Anti-Defamation League to hold Walk Against Hate in Southfield

By: Andy Kozlowski | Southfield Sun | Published September 8, 2022

SOUTHFIELD — People will soon come together to march against hate and discrimination during a walk by the Anti-Defamation League, or ADL, in the heart of Southfield. The event comes amid what organizers say has been an increase in antisemitic incidents in recent years.

The 2022 ADL Walk Against Hate will kick off at 10 a.m. Sunday, Sept. 18, at the Southfield Civic Center, located at 26000 Evergreen Road, south of Interstate 696. Registration opens at 9 a.m. Anyone is welcome, and there is no fee to walk, but those who donate or raise $50 or more will receive a special T-shirt.

According to Carolyn Normandin, the regional director of ADL Michigan, the walk aims to raise awareness for how hate crimes and other discriminatory acts continue to be a problem in the U.S.

“We’ve seen the rising tide of antisemitism and other forms of bigotry in the past several years, and the facts are staggering,” Normandin said in an email, pointing to a 34% increase in nationally reported incidents during that time. “Last year’s audit showed the highest year on record since ADL began tracking antisemitic incidents — that’s more than 40 years.”

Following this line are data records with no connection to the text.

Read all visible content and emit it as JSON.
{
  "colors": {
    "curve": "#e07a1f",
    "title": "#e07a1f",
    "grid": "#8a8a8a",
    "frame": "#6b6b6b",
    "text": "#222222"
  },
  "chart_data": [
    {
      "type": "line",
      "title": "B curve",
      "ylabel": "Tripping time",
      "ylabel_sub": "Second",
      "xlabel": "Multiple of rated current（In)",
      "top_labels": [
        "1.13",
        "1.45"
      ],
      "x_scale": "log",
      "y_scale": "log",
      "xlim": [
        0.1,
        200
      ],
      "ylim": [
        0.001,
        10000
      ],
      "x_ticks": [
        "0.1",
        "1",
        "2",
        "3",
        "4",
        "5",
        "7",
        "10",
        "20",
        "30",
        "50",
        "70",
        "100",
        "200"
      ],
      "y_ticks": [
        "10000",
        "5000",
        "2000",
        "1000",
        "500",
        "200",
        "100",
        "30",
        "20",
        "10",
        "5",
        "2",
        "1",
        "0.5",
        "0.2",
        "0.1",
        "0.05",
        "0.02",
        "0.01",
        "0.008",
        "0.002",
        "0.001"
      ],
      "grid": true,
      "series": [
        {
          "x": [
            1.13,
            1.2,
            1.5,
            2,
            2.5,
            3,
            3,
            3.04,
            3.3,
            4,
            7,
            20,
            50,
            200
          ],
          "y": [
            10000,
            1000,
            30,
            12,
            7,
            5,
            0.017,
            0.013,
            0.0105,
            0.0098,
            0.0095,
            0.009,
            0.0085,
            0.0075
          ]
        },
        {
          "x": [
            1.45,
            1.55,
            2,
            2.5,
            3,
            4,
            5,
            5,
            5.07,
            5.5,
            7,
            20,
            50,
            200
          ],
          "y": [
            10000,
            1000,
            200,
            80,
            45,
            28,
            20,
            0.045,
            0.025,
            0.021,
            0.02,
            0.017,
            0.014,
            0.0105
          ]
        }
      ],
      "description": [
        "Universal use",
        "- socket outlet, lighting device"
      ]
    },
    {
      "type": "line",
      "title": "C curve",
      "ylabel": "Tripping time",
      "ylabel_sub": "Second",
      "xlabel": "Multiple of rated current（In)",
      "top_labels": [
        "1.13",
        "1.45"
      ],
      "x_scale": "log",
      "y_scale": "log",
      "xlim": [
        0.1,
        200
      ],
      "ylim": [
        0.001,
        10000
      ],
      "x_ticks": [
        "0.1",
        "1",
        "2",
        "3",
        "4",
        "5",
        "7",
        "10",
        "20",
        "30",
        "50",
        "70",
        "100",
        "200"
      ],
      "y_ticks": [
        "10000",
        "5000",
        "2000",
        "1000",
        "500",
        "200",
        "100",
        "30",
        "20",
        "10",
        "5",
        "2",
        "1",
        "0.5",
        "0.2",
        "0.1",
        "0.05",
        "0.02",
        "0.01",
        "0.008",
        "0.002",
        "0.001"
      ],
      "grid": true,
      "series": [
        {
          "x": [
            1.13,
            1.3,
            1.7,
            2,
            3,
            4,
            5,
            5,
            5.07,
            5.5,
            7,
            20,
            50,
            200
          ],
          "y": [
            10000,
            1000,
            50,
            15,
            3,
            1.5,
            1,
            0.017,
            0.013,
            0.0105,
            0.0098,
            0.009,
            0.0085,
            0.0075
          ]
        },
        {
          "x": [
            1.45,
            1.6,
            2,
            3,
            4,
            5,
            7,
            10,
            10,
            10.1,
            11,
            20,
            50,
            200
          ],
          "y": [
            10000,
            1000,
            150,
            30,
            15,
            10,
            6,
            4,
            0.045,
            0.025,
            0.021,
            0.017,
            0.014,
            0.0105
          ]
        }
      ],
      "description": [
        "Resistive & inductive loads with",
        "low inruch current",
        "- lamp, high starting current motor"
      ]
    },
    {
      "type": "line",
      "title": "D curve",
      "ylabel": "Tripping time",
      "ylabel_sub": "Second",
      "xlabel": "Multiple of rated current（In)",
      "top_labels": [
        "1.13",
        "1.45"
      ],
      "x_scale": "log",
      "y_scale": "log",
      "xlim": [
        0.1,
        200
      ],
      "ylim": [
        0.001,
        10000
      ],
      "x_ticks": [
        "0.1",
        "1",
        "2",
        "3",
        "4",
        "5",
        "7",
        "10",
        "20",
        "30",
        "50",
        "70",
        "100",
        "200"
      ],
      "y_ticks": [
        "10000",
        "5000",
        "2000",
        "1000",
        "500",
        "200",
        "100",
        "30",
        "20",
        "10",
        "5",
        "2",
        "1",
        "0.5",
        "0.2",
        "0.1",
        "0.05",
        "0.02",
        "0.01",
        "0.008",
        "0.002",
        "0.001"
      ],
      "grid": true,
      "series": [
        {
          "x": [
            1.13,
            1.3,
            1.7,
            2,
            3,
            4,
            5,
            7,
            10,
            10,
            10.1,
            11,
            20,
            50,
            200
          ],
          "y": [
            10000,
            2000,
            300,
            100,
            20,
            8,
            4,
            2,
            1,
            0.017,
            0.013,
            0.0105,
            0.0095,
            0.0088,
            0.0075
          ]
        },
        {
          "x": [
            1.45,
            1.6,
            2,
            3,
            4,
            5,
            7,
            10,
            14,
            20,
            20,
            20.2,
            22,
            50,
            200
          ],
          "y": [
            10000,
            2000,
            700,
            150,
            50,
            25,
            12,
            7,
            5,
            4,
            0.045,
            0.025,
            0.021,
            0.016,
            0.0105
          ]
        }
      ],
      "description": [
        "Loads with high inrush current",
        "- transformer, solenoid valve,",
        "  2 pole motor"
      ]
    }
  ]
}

“There are a great many people who unabashedly spew hate and make no qualms about it,” she continued. “At ADL, we believe the best way to counteract hate speech is with anti-hate speech. The Walk Against Hate is a way for community members to rise together, and show our strength in standing up against hatred and bigotry.”

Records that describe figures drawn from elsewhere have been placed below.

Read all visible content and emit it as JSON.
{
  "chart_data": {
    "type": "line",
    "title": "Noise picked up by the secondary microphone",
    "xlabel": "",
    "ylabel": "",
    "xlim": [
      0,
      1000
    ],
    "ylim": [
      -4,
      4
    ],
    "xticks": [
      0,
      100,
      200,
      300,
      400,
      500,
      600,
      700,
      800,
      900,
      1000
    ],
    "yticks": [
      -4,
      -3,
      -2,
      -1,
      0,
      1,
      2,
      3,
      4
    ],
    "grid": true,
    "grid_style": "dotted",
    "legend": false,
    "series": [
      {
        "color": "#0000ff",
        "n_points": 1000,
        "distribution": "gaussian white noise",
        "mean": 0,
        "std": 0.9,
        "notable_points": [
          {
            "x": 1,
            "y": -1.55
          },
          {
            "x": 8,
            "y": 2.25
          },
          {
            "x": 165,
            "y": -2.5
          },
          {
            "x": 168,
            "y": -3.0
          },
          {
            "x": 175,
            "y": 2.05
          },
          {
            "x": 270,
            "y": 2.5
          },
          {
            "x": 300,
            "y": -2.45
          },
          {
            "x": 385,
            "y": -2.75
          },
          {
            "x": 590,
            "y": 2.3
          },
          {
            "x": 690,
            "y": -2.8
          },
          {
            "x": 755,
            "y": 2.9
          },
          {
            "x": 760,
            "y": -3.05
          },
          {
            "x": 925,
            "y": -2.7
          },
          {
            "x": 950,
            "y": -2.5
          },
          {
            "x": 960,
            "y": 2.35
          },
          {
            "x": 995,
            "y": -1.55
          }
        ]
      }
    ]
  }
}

The event will also honor Arthur Horowitz, publisher emeritus, with ADL’s Path to Truth Award, which recognizes people who act courageously to honor the First Amendment by reporting with truth and objectivity.

“Arthur’s commitment to the Michigan Jewish community is documented by more than three decades in service to the Detroit Jewish News,” Normandin said. “His work as a leader in civil rights spaces and in the Detroit community is widely acclaimed.”

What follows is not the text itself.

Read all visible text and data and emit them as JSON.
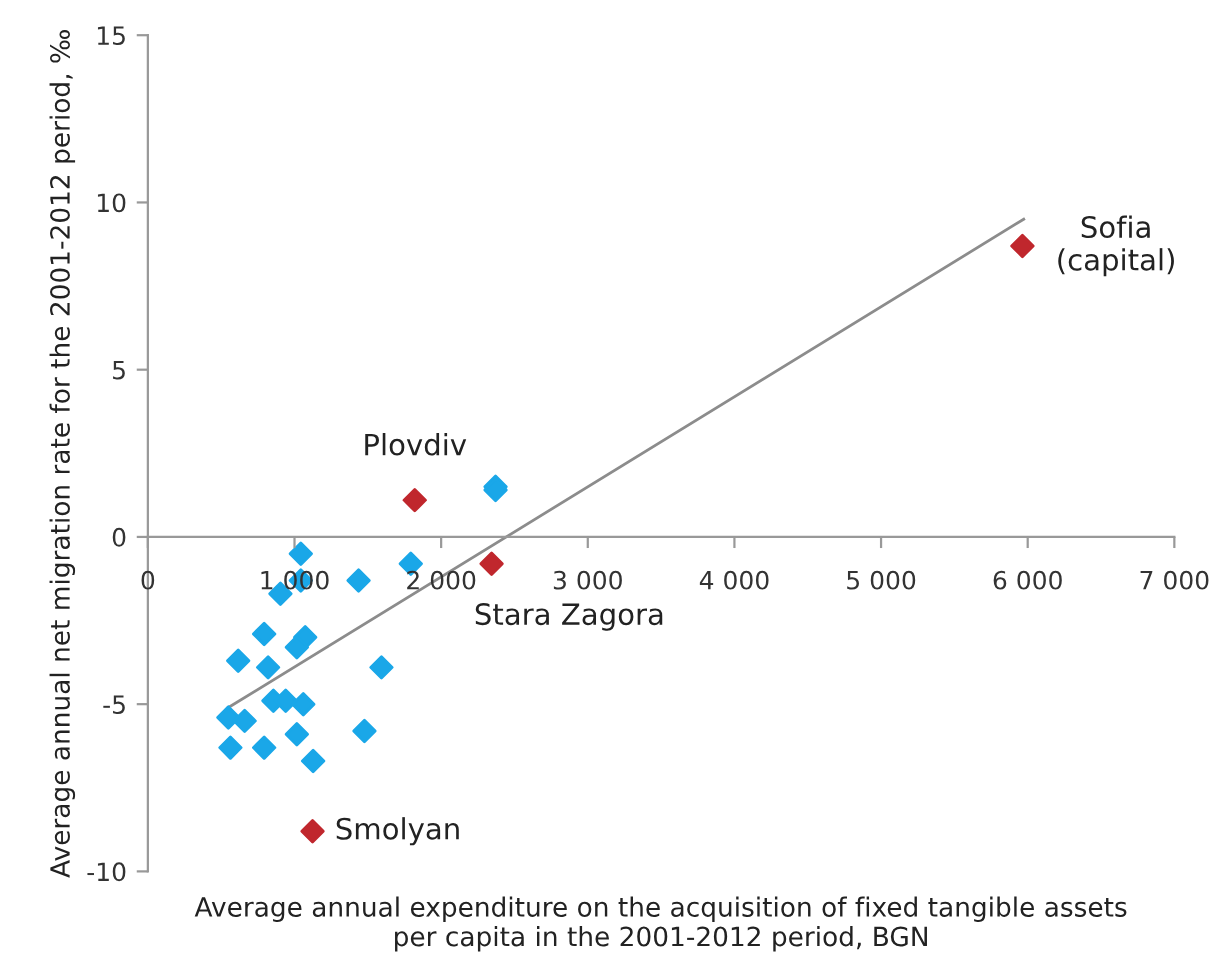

The ADL, founded in 1913 to stop the defamation of the Jewish people, bills itself as the world’s leading anti-hate organization aimed at stopping antisemitism, bias and bigotry of all kinds. The group’s initiatives include incident response, advocacy and educational efforts. Its ultimate goal is to protect democracy and ensure a more just and inclusive society for all groups of people.

One of ADL’s most famous assets is the Center on Extremism, which continues to monitor and track incidents of hatred, sharing statistics and incident reports with the public. Its resources are freely available online at

Michal Nodel, the walk co-chair and an ADL Michigan board member, said via email that the walk creates a sense of strength in numbers.

“For anyone who has ever been bullied, discriminated against, threatened or harassed, it is remarkably powerful to gather and walk with people who are standing up against such behavior,” Nodel said. “Every community that has felt the increase in targeted hate has something to gain by coming together with others under the banner of tolerance and acceptance.

“The walk itself is very spirited, with a variety of organizations and diverse communities from metro Detroit all joining up against hate in all of its forms,” he said. “With gorgeous fall weather ahead, I can’t think of a better way to spend the morning!”